On Tue, 4 Jul 2017 18:28:42 -0400 Rich Felker <dalias@...c.org> wrote:

> On Wed, Jul 05, 2017 at 01:24:23AM +0300, Alexander Monakov wrote:
> > On Tue, 4 Jul 2017, Rich Felker wrote:
> >   
> > > Thanks, applying.  
> > 
> > Can you please document the rationale for using bare ints instead
> > of an explicit struct for internal locks?  
> 
> I don't think there was/is any good one, it was just the choice that
> was made at the time. At one point there might have been places it
> avoided need for including a header to define the type, or where being
> explicit about the storage needed for the lock mattered (think stdio
> FILE layout, but it uses its own lock anyway), but I think it was
> mostly unjustified. I wouldn't be opposed to changing it.
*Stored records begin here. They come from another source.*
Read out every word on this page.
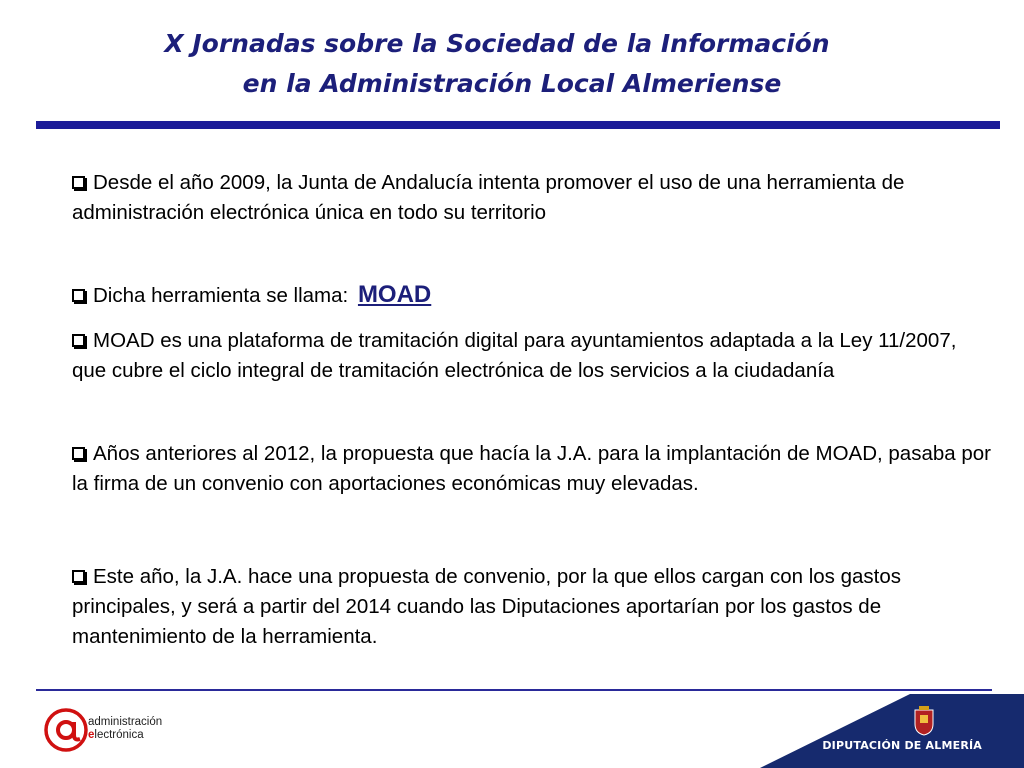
X Jornadas sobre la Sociedad de la Información
en la Administración Local Almeriense

Desde el año 2009, la Junta de Andalucía intenta promover el uso de una herramienta de administración electrónica única en todo su territorio

Dicha herramienta se llama: MOAD

MOAD es una plataforma de tramitación digital para ayuntamientos adaptada a la Ley 11/2007, que cubre el ciclo integral de tramitación electrónica de los servicios a la ciudadanía

Años anteriores al 2012, la propuesta que hacía la J.A. para la implantación de MOAD, pasaba por la firma de un convenio con aportaciones económicas muy elevadas.

Este año, la J.A. hace una propuesta de convenio, por la que ellos cargan con los gastos principales, y será a partir del 2014 cuando las Diputaciones aportarían por los gastos de mantenimiento de la herramienta.

administración
electrónica
DIPUTACIÓN DE ALMERÍA
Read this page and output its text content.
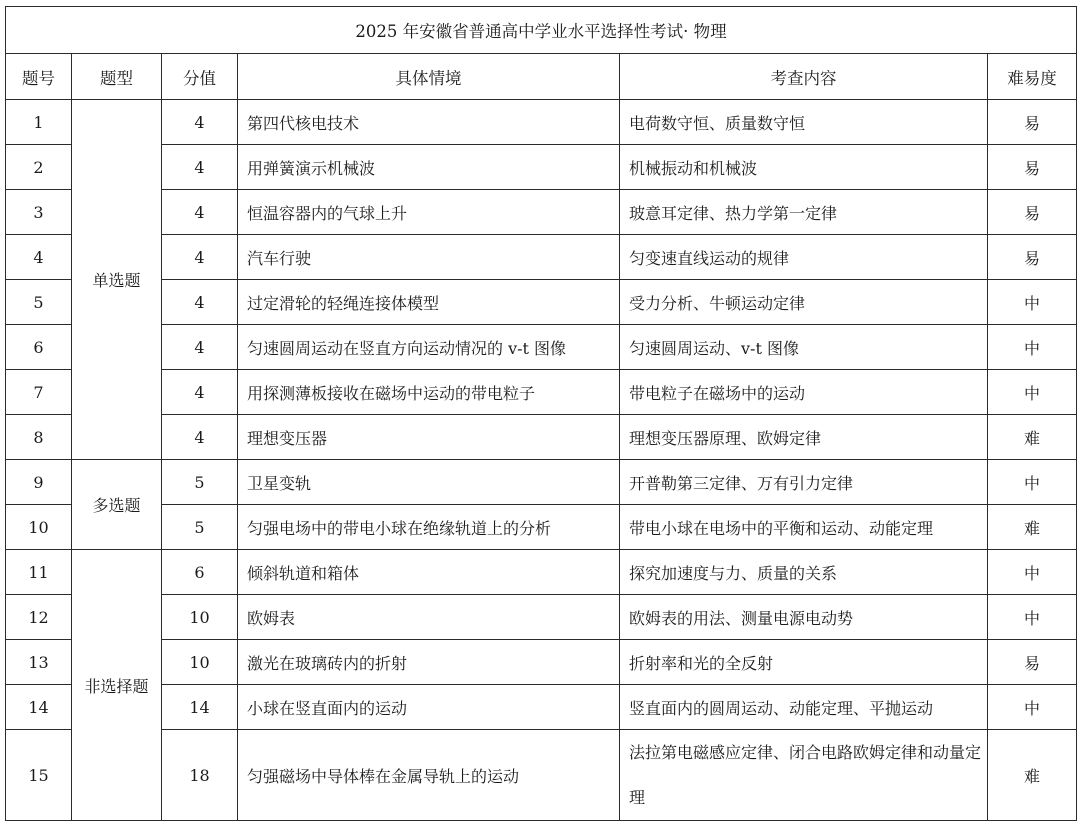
2025 年安徽省普通高中学业水平选择性考试· 物理					
题号	题型	分值	具体情境	考查内容	难易度
1	单选题	4	第四代核电技术	电荷数守恒、质量数守恒	易
2		4	用弹簧演示机械波	机械振动和机械波	易
3		4	恒温容器内的气球上升	玻意耳定律、热力学第一定律	易
4		4	汽车行驶	匀变速直线运动的规律	易
5		4	过定滑轮的轻绳连接体模型	受力分析、牛顿运动定律	中
6		4	匀速圆周运动在竖直方向运动情况的 v-t 图像	匀速圆周运动、v-t 图像	中
7		4	用探测薄板接收在磁场中运动的带电粒子	带电粒子在磁场中的运动	中
8		4	理想变压器	理想变压器原理、欧姆定律	难
9	多选题	5	卫星变轨	开普勒第三定律、万有引力定律	中
10		5	匀强电场中的带电小球在绝缘轨道上的分析	带电小球在电场中的平衡和运动、动能定理	难
11	非选择题	6	倾斜轨道和箱体	探究加速度与力、质量的关系	中
12		10	欧姆表	欧姆表的用法、测量电源电动势	中
13		10	激光在玻璃砖内的折射	折射率和光的全反射	易
14		14	小球在竖直面内的运动	竖直面内的圆周运动、动能定理、平抛运动	中
15		18	匀强磁场中导体棒在金属导轨上的运动	法拉第电磁感应定律、闭合电路欧姆定律和动量定理	难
So what would you think of the following migration path:

 (1) Finish the volatile/atomic cleanup by adding a_load, a_load_l and
 perhaps corresponding store primitives.

 (2) Replace all occurences of "volatile int[2]" by "__lock_t" that
 encapsulates just that in a struct.

 (3) Replace the __lock/__unlock pair by the new algorithm

 (4) Reduce "__lock_t" to a struct that simply has a "volatile int" as
 sole member.

In all of that, would we need the "__" in the name of the structure? I
think this name will never be exported.